À partir du 7 septembre, le Guatemala, par l'intermédiaire de la Banque du Guatemala, accueille la 32e réunion du Groupe de Londres sur la comptabilité économique et environnementale, une réunion internationale qui vise à renforcer les outils avec lesquels les pays mesurent la relation entre les ressources naturelles et la croissance économique pour mieux orienter leurs décisions publiques.
L'événement se déroule jusqu'au 9 septembre à Guatemala City et rassemble des experts nationaux et internationaux. Le pays atteint ce stade avec des séries statistiques environnementales qui couvrent la période 2013 à 2024 et avec un programme de mise à jour annuelle pour maintenir ces informations à jour.
Lors de l'ouverture, le président du Conseil monétaire et de la Banque du Guatemala, Álvaro González Ricci, a déclaré que l'échange technique permettait d'avancer dans des solutions visant à renforcer la comptabilité environnementale et économique. Le responsable a défini cette tâche dans le besoin croissant de disposer d'informations reliant l'environnement et l'économie.

González Ricci a expliqué que la mise en œuvre du système de comptabilité économique et environnementale fait partie du plan stratégique institutionnel de la Banque du Guatemala depuis 2022. De ce processus, le pays dispose d'informations statistiques liées aux forêts, à l'eau, à l'énergie, aux émissions atmosphériques, aux déchets et aux flux de matières.
Cet ensemble de données permet d'élargir l'analyse économique avec des variables environnementales et d'offrir des éléments de planification. La logique, selon ce qui a été expliqué lors de la réunion, n'est pas de remplacer les indicateurs traditionnels mais de les compléter par une dimension qui reflète le rôle des ressources naturelles dans la production nationale.
En ce sens, González Ricci a déclaré : « Les comptes verts ne remplacent pas le produit intérieur brut, ils le complètent. Ils nous permettent d'incorporer une nouvelle dimension à l'analyse économique et de mieux comprendre la relation entre nos ressources naturelles et la production nationale.
La réunion sert également de vitrine pour montrer les avancées nationales et les comparer avec les expériences d'autres pays. Pendant trois jours, les participants échangent leurs connaissances sur les défis et les opportunités auxquels la région est confrontée pour intégrer davantage la dimension environnementale dans ses statistiques économiques.

Les travaux du Groupe de Londres couvrent les écosystèmes, la biodiversité, les comptes des océans, l'évaluation des ressources naturelles et les services écosystémiques. De nouvelles méthodologies et expériences de mise en œuvre en Amérique latine et dans les Caraïbes sont également présentées.
Cet agenda se concentre sur la construction de statistiques comparables et l'évolution des méthodologies utilisées pour mesurer les liens entre l'activité économique et l'environnement. L'objectif de l'espace est de partager des expériences et d'ajuster les outils techniques qui permettent une lecture plus précise de cette relation.

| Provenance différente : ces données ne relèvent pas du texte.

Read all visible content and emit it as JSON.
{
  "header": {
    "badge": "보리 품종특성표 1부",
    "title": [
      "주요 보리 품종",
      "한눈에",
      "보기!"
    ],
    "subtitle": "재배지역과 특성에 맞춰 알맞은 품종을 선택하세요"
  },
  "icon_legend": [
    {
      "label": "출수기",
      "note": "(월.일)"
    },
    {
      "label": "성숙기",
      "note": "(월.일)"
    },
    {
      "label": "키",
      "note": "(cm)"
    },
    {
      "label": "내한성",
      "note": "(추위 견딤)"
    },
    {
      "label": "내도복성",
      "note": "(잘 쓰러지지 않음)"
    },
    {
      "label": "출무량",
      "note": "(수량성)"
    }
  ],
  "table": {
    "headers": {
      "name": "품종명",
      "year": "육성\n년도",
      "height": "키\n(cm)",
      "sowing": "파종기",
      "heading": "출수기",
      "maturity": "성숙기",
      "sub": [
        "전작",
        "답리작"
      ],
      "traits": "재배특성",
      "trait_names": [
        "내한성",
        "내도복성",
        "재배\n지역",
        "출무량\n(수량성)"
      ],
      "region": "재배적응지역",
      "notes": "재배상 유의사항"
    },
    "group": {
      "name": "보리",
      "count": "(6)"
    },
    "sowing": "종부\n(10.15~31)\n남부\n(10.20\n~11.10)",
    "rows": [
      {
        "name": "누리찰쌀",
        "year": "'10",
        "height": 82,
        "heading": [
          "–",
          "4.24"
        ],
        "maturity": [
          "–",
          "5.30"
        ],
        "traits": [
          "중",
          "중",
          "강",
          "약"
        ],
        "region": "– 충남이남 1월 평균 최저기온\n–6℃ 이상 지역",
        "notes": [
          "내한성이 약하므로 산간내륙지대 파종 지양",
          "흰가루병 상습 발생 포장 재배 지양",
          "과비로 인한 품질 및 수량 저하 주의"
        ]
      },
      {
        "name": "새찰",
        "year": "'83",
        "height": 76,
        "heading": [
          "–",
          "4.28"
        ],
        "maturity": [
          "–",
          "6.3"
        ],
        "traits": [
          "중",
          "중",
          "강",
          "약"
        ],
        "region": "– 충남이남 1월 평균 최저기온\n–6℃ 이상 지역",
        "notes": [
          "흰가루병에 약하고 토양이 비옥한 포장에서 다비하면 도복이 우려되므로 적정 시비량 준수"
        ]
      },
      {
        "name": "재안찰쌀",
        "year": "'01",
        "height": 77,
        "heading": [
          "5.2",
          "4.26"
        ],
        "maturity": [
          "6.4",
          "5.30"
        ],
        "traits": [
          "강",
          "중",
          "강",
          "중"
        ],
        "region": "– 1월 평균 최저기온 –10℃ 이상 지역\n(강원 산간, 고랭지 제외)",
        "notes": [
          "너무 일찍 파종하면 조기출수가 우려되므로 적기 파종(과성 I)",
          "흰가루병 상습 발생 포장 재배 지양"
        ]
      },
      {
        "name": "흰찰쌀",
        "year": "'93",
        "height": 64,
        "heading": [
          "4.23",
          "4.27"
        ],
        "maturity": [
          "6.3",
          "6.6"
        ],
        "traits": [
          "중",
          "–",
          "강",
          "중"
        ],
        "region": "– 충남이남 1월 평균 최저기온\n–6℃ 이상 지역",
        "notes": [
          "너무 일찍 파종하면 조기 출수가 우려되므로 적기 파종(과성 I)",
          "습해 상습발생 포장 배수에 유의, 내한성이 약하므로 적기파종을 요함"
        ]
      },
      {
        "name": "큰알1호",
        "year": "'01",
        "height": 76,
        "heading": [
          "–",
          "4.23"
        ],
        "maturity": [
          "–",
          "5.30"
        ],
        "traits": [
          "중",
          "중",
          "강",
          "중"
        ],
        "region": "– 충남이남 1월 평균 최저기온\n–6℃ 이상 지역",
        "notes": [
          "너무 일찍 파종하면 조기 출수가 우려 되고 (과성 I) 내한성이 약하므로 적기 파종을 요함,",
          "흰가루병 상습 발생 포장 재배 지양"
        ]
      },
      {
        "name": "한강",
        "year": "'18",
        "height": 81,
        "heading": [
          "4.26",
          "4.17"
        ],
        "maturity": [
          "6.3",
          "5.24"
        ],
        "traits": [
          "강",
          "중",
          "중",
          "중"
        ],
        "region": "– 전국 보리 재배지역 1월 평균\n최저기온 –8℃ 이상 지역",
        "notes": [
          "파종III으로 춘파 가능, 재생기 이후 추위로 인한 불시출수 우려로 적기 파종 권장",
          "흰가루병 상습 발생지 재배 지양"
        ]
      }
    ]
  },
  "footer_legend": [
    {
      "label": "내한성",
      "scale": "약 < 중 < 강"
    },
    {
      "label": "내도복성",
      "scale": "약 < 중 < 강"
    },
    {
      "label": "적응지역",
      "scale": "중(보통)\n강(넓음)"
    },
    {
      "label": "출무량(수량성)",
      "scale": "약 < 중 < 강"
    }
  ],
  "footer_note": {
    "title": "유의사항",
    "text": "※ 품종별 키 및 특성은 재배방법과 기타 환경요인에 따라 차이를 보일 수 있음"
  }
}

Le Groupe de Londres fonctionne comme une arène internationale pour les échanges techniques spécialisés. Les experts y analysent l'évolution des systèmes de comptabilité environnementale et économique et quels instruments sont les plus utiles pour produire des informations cohérentes et actualisées.
Pour le Guatemala, l'accueil de cette édition renforce également sa position régionale en termes de statistiques environnementales. La disponibilité d'informations actualisées, selon ce qu'ont déclaré les autorités lors de l'inauguration, améliore la capacité du pays à comprendre l'interaction entre l'économie et l'environnement dans une perspective à long terme.
À la fin de son discours, Álvaro González Ricci a souligné la relation entre les richesses naturelles du Guatemala et le développement économique. « Le Guatemala possède une richesse naturelle extraordinaire, étroitement liée au développement économique du pays », a-t-il souligné.
Le responsable a ajouté que disposer de statistiques environnementales et économiques permettait de générer de meilleurs outils d'analyse de cette relation. Cette base d'informations, a-t-il soutenu, permet de prendre des décisions avec une plus grande portée temporelle et de suivre l'évolution des systèmes statistiques qui cherchent à mesurer, avec plus de précision, le lien entre les ressources naturelles, l'environnement et l'activité économique.